L'Opep+ est confrontée à la concurrence notamment des Etats-Unis, dont le président Donald Trump a promis de "forer à tout va", mais aussi d'autres pays qui augmentent leur production comme le Canada, le Guyana ou le Brésil.
- Surplus d'offre -
Avec une demande d'or noir traditionnellement en baisse au quatrième trimestre, les analystes étaient quasiment unanimes voici une semaine pour dire que l'Opep+ se dirigeait vers un statu quo en octobre pour éviter la dégringolade des cours, sur un marché pétrolier inondé.
"En réalité, l'augmentation de la production sera bien moindre compte tenu des limites de production et du mécanisme de compensation" de l'Opep+, affirme à l'AFP Jorge Leon analyste chez Rystad Energy.
Certains pays qui ont dépassé leurs quotas par le passé doivent en effet compenser ces hausses en produisant moins dans les mois à venir.
Mais "le message est fort", juge l'analyste, et cela risque de faire chuter les prix du pétrole en dessous des 60 dollars.
Le cours du Brent, référence mondiale, s'affichait un peu au-dessus des 65 dollars le baril vendredi à la clôture des marchés, loin des sommets à 120 dollars atteints au printemps 2022 dans la foulée de l'invasion russe de l'Ukraine.

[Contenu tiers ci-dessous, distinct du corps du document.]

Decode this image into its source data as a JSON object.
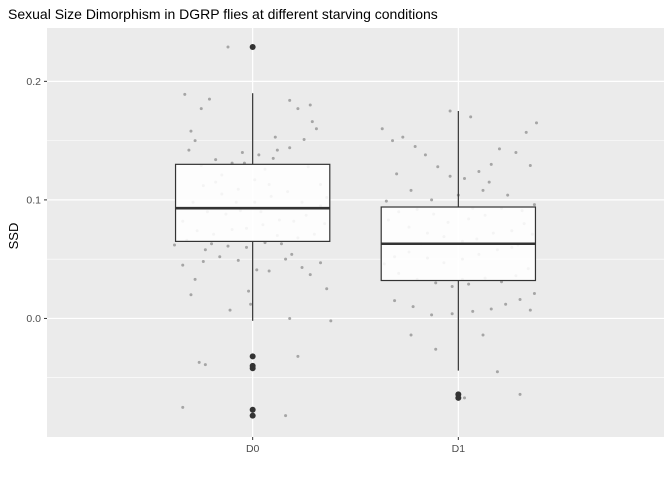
{
  "chart_data": {
    "type": "boxplot",
    "title": "Sexual Size Dimorphism in DGRP flies at different starving conditions",
    "xlabel": "",
    "ylabel": "SSD",
    "categories": [
      "D0",
      "D1"
    ],
    "ylim": [
      -0.1,
      0.245
    ],
    "yticks": [
      0.0,
      0.1,
      0.2
    ],
    "ytick_labels": [
      "0.0",
      "0.1",
      "0.2"
    ],
    "grid": true,
    "colors": {
      "panel": "#ebebeb",
      "grid": "#ffffff",
      "box_fill": "#ffffff",
      "box_line": "#333333",
      "jitter": "#999999",
      "outlier": "#333333"
    },
    "boxes": [
      {
        "category": "D0",
        "q1": 0.065,
        "median": 0.093,
        "q3": 0.13,
        "whisker_low": -0.002,
        "whisker_high": 0.19,
        "outliers": [
          0.229,
          -0.032,
          -0.04,
          -0.042,
          -0.077,
          -0.082
        ]
      },
      {
        "category": "D1",
        "q1": 0.032,
        "median": 0.063,
        "q3": 0.094,
        "whisker_low": -0.044,
        "whisker_high": 0.175,
        "outliers": [
          -0.064,
          -0.067
        ]
      }
    ],
    "jitter_points": [
      [
        [
          -0.3,
          0.158
        ],
        [
          -0.28,
          0.15
        ],
        [
          -0.33,
          0.189
        ],
        [
          -0.21,
          0.185
        ],
        [
          -0.12,
          0.229
        ],
        [
          -0.25,
          0.177
        ],
        [
          -0.31,
          0.142
        ],
        [
          -0.18,
          0.134
        ],
        [
          -0.1,
          0.131
        ],
        [
          -0.04,
          0.131
        ],
        [
          0.03,
          0.138
        ],
        [
          0.1,
          0.135
        ],
        [
          0.18,
          0.144
        ],
        [
          0.25,
          0.151
        ],
        [
          0.31,
          0.16
        ],
        [
          0.22,
          0.177
        ],
        [
          0.18,
          0.184
        ],
        [
          0.28,
          0.18
        ],
        [
          0.29,
          0.166
        ],
        [
          0.11,
          0.153
        ],
        [
          0.01,
          0.117
        ],
        [
          -0.07,
          0.109
        ],
        [
          -0.15,
          0.105
        ],
        [
          -0.24,
          0.112
        ],
        [
          -0.29,
          0.098
        ],
        [
          -0.22,
          0.09
        ],
        [
          -0.13,
          0.088
        ],
        [
          -0.06,
          0.091
        ],
        [
          0.04,
          0.09
        ],
        [
          0.09,
          0.103
        ],
        [
          0.17,
          0.107
        ],
        [
          0.24,
          0.098
        ],
        [
          0.33,
          0.095
        ],
        [
          0.36,
          0.102
        ],
        [
          0.2,
          0.082
        ],
        [
          0.13,
          0.083
        ],
        [
          0.05,
          0.079
        ],
        [
          -0.03,
          0.076
        ],
        [
          -0.1,
          0.075
        ],
        [
          -0.19,
          0.071
        ],
        [
          -0.27,
          0.074
        ],
        [
          -0.32,
          0.066
        ],
        [
          -0.2,
          0.063
        ],
        [
          -0.12,
          0.061
        ],
        [
          -0.03,
          0.06
        ],
        [
          0.06,
          0.064
        ],
        [
          0.14,
          0.063
        ],
        [
          0.22,
          0.068
        ],
        [
          0.3,
          0.071
        ],
        [
          0.35,
          0.08
        ],
        [
          -0.38,
          0.062
        ],
        [
          -0.34,
          0.045
        ],
        [
          -0.28,
          0.033
        ],
        [
          -0.3,
          0.02
        ],
        [
          -0.24,
          0.048
        ],
        [
          -0.16,
          0.052
        ],
        [
          -0.07,
          0.049
        ],
        [
          0.02,
          0.041
        ],
        [
          0.08,
          0.04
        ],
        [
          0.16,
          0.05
        ],
        [
          0.24,
          0.043
        ],
        [
          0.28,
          0.037
        ],
        [
          0.33,
          0.047
        ],
        [
          0.36,
          0.025
        ],
        [
          0.19,
          0.054
        ],
        [
          -0.02,
          0.023
        ],
        [
          -0.01,
          0.012
        ],
        [
          -0.11,
          0.007
        ],
        [
          0.18,
          0.0
        ],
        [
          0.38,
          -0.002
        ],
        [
          -0.26,
          -0.037
        ],
        [
          -0.23,
          -0.039
        ],
        [
          0.22,
          -0.032
        ],
        [
          -0.34,
          -0.075
        ],
        [
          0.16,
          -0.082
        ],
        [
          -0.25,
          0.129
        ],
        [
          -0.15,
          0.121
        ],
        [
          -0.05,
          0.14
        ],
        [
          0.06,
          0.126
        ],
        [
          0.12,
          0.142
        ],
        [
          0.27,
          0.128
        ],
        [
          0.33,
          0.113
        ],
        [
          -0.34,
          0.082
        ],
        [
          -0.08,
          0.098
        ],
        [
          0.08,
          0.113
        ],
        [
          0.26,
          0.087
        ],
        [
          -0.18,
          0.115
        ],
        [
          0.01,
          0.098
        ],
        [
          0.12,
          0.07
        ],
        [
          -0.23,
          0.058
        ]
      ],
      [
        [
          -0.37,
          0.16
        ],
        [
          -0.32,
          0.15
        ],
        [
          -0.27,
          0.153
        ],
        [
          -0.21,
          0.145
        ],
        [
          -0.16,
          0.138
        ],
        [
          -0.1,
          0.128
        ],
        [
          -0.04,
          0.12
        ],
        [
          0.03,
          0.118
        ],
        [
          0.1,
          0.124
        ],
        [
          0.16,
          0.13
        ],
        [
          0.2,
          0.143
        ],
        [
          0.28,
          0.14
        ],
        [
          0.33,
          0.157
        ],
        [
          0.38,
          0.165
        ],
        [
          0.06,
          0.17
        ],
        [
          -0.04,
          0.175
        ],
        [
          0.12,
          0.108
        ],
        [
          0.24,
          0.104
        ],
        [
          0.35,
          0.129
        ],
        [
          0.37,
          0.096
        ],
        [
          0.31,
          0.091
        ],
        [
          0.21,
          0.093
        ],
        [
          0.13,
          0.087
        ],
        [
          0.05,
          0.084
        ],
        [
          -0.05,
          0.081
        ],
        [
          -0.12,
          0.088
        ],
        [
          -0.2,
          0.092
        ],
        [
          -0.29,
          0.09
        ],
        [
          -0.34,
          0.083
        ],
        [
          -0.24,
          0.077
        ],
        [
          -0.15,
          0.072
        ],
        [
          -0.07,
          0.069
        ],
        [
          0.02,
          0.065
        ],
        [
          0.09,
          0.067
        ],
        [
          0.17,
          0.072
        ],
        [
          0.26,
          0.074
        ],
        [
          0.32,
          0.08
        ],
        [
          0.36,
          0.071
        ],
        [
          0.29,
          0.062
        ],
        [
          0.19,
          0.058
        ],
        [
          0.1,
          0.054
        ],
        [
          0.02,
          0.05
        ],
        [
          -0.07,
          0.047
        ],
        [
          -0.15,
          0.051
        ],
        [
          -0.24,
          0.056
        ],
        [
          -0.31,
          0.052
        ],
        [
          -0.36,
          0.046
        ],
        [
          -0.29,
          0.038
        ],
        [
          -0.2,
          0.033
        ],
        [
          -0.11,
          0.03
        ],
        [
          -0.03,
          0.027
        ],
        [
          0.05,
          0.029
        ],
        [
          0.13,
          0.034
        ],
        [
          0.21,
          0.031
        ],
        [
          0.28,
          0.036
        ],
        [
          0.34,
          0.042
        ],
        [
          0.37,
          0.021
        ],
        [
          0.3,
          0.016
        ],
        [
          0.23,
          0.012
        ],
        [
          0.16,
          0.008
        ],
        [
          0.07,
          0.006
        ],
        [
          -0.03,
          0.004
        ],
        [
          -0.13,
          0.003
        ],
        [
          -0.22,
          0.01
        ],
        [
          -0.31,
          0.015
        ],
        [
          0.12,
          -0.014
        ],
        [
          -0.23,
          -0.014
        ],
        [
          -0.11,
          -0.026
        ],
        [
          0.19,
          -0.045
        ],
        [
          0.3,
          -0.064
        ],
        [
          0.03,
          -0.067
        ],
        [
          -0.3,
          0.122
        ],
        [
          -0.23,
          0.108
        ],
        [
          -0.13,
          0.1
        ],
        [
          0.0,
          0.104
        ],
        [
          0.15,
          0.115
        ],
        [
          -0.35,
          0.099
        ],
        [
          0.07,
          0.093
        ],
        [
          0.26,
          0.06
        ],
        [
          -0.18,
          0.063
        ],
        [
          0.02,
          0.033
        ],
        [
          0.35,
          0.007
        ]
      ]
    ]
  }
}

Jusqu'à présent les prix de l'or noir ont mieux résisté que ce qu'avaient anticipé les observateurs au début de la réouverture des vannes en avril, notamment du fait des risques géopolitiques.
-Géopolitique bousculée-
Les spécialistes gardent en effet les yeux rivés sur la guerre en Ukraine et l'évolution de la relation entre Washington et Moscou.
La manne pétrolière russe s'est imposée comme une cible privilégiée par Donald Trump pour pousser le Kremlin à négocier.
Et la décision de l'Opep+ soulève des questions quant à l'unité du groupe, selon M. Leon: "la Russie dépend des prix élevés pour financer sa machine de guerre" et pourrait avoir du mal à profiter de quotas plus élevés en raison des pressions américaines et européennes sur son secteur pétrolier.
En août, le président américain a mis en place des surtaxes douanières supplémentaires sur l'importation de produits indiens aux Etats-Unis pour punir New Delhi d'avoir importé l'or noir russe.
Dans une conversation avec des dirigeants alliés de l'Ukraine réunis à Paris, Donald Trump a également affirmé que "l'Europe devait cesser d'acheter du pétrole russe", selon un haut responsable de la Maison Blanche à l'AFP, en référence aux importations de la Hongrie et de la Slovaquie qui se poursuivent via un oléoduc connecté à la Russie.
Il a aussi demandé aux Européens de "faire pression sur le plan économique sur la Chine à cause de son soutien à l'effort de guerre russe", Pékin étant le premier importateur de pétrole russe.